Advent 3 · Zephaniah 3:14-20 · December 13, 2009

By Gerhard Bode

Throughout the Church Year the church rejoices in the gracious coming of Christ to itself in the Word of God and in the sacraments. Yet during the season of Advent the church applies the teaching of God’s Word in a unique way as it also prepares for the commemoration of our Lord’s first coming in human flesh and at the same time anticipates Christ’s future Advent in glory. In the Old Testament reading for the First Sunday in Advent, the prophet Zephaniah foretells what “The King of Israel, the Lord” will accomplish for his people when he comes among them. The text presents a message that highlights the central themes of Advent and may serve as a guide for the watchful and joyous preparation of the season.

Zephaniah prophesied during the reign of King Josiah of Judah (640/39-609 B.C.) and foretold God’s judgment not only of Judah and Jerusalem at the hands of the Babylonians, but also God’s judgment of all nations of the earth. Judah’s problem, of course, was sin, in particular, idolatry with all its attending sinful practices. Zephaniah warned of God’s coming judgment, called upon the people to repent of their sins, and proclaimed God’s promise of salvation and restoration.

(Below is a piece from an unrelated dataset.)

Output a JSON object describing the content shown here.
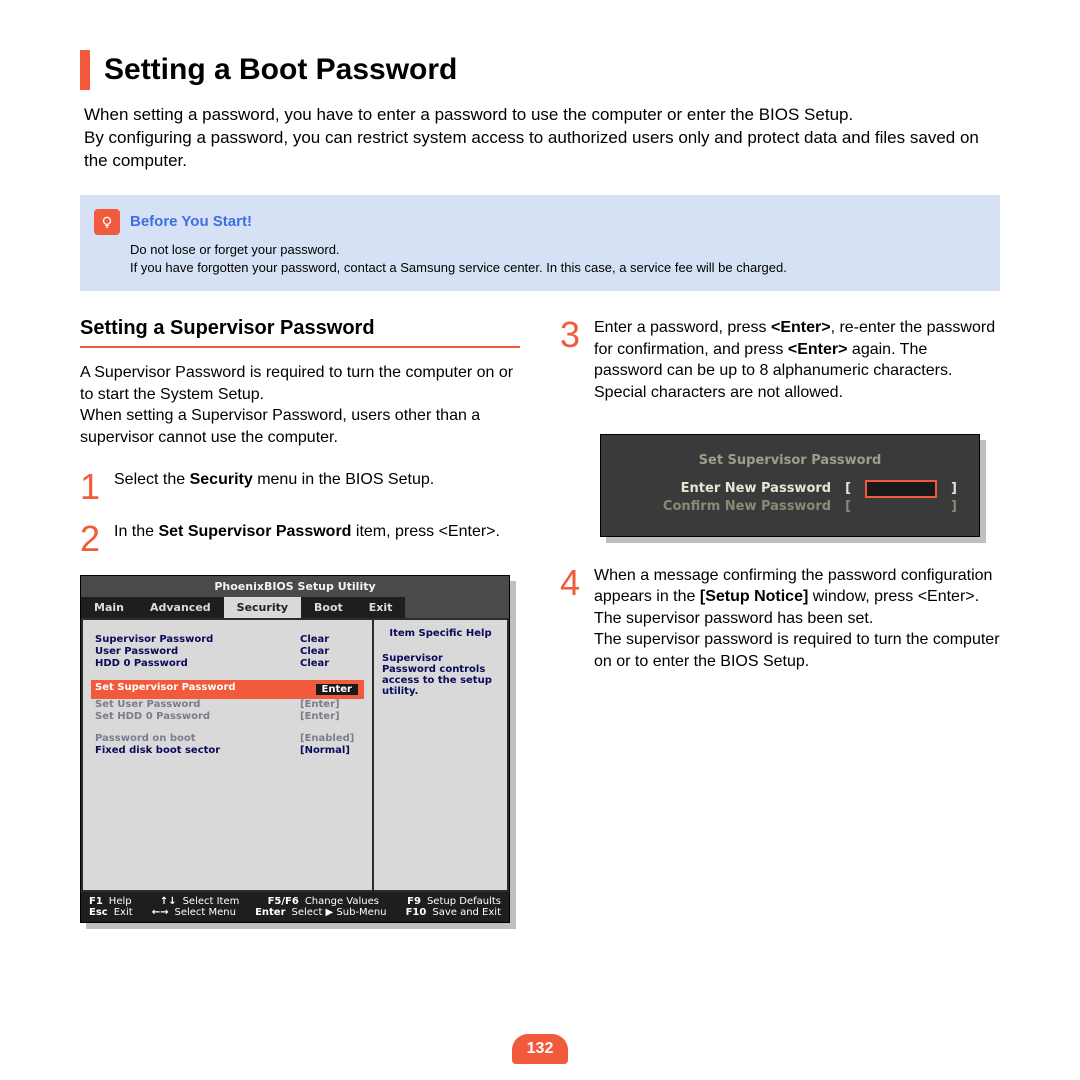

In chapter one, Zephaniah prophesies the coming of “The Great Day of the Lord,” the dies irae when he will punish Judah for its faithlessness. Yet Zephaniah also exhorts the people to turn from their sins before the day of the Lord’s wrath comes. They are to seek the Lord in humility and search out his righteousness. The nations too will have their day, and in chapter two Zephaniah details the coming judgment and destruction of the Gentile peoples surrounding Judah.

In the third chapter, Zephaniah repeats God’s judgment upon Jerusalem because of its rebellion (3:1-8), clearly stating God’s intention of pouring out his wrath. Yet God’s dreadful judgment will also purify them so that in repentance they may call upon the name of the Lord and serve him (3:9). The great day of the Lord’s judgment of sinners thus is also the great day of the Lord’s redemption for those who seek him and his righteousness. The call to rejoice focuses on the Lord as King (3:15) in whom are united righteous majesty and loving mercy. The Lord is the Judge who takes away the judgments against his people and clears out their enemies sent as punishment to them. The Lord is the King of Israel in their midst who justifies them so that they will never again fear evil (3:15).

Key to God’s announcement of coming redemption is his personal coming as King among his people and dwelling in their midst (3:15, 17; cf. also Ez 37:26-27). He comes to the Daughter of Zion, to Israel, to the Daughter of Jerusalem (3:14). These titles refer to the people of Jerusalem and Judah, but also to the church at large, and all are called upon to sing, shout, and rejoice in the Lord’s coming (3:14; cf. Zec 9:9). He comes with decisive intention to save his people and give them the blessings of his restoration. Zephaniah here looks ahead to the Messianic work of Christ (the true “Immanuel”) who comes among his people to redeem them from their sins. The Lord exercises his royal authority and power to bring victory and peace to his faithful servants and to renew and comfort them in his love. When the Lord is in the midst of his people he is there to bring help, to aid them, to save them (cf. Ps 46:4—5; Jer 32:36-38). He comes to remove the sin and guilt of those who are fearful because of their sin and guilt. He comes to save those who are captive to the enemies of sin and death. He comes to love those who in their sinfulness are unlovable and unloving. When the Lord is in the midst of his people, he will be their God and they will be his people (c£ Rv 21:3).

Zephaniah’s prophecy—God’s promise of coming to be in the midst of his people as a mighty Savior—has been fulfilled and is yet to be fulfilled. In the Old Testament, God was in the midst of his people when he entered the tabernacle and temple. Yet in the New Testament, God sent his Messiah, Jesus Christ, in human flesh to dwell in their midst. God’s judgment of human sin (and of the sinful and rebellious nation) and God’s forgiveness of humans are accomplished by Christ’s death on the cross. Christ, the Lord, the true King of Israel, won salvation for his own people, but also those peoples scattered across the globe. This prophecy is fulfilled in the church of Christ, extending throughout the world. And yet, he has promised to return in the flesh to the world, to be in the midst of all nations to judge and to deliver his people.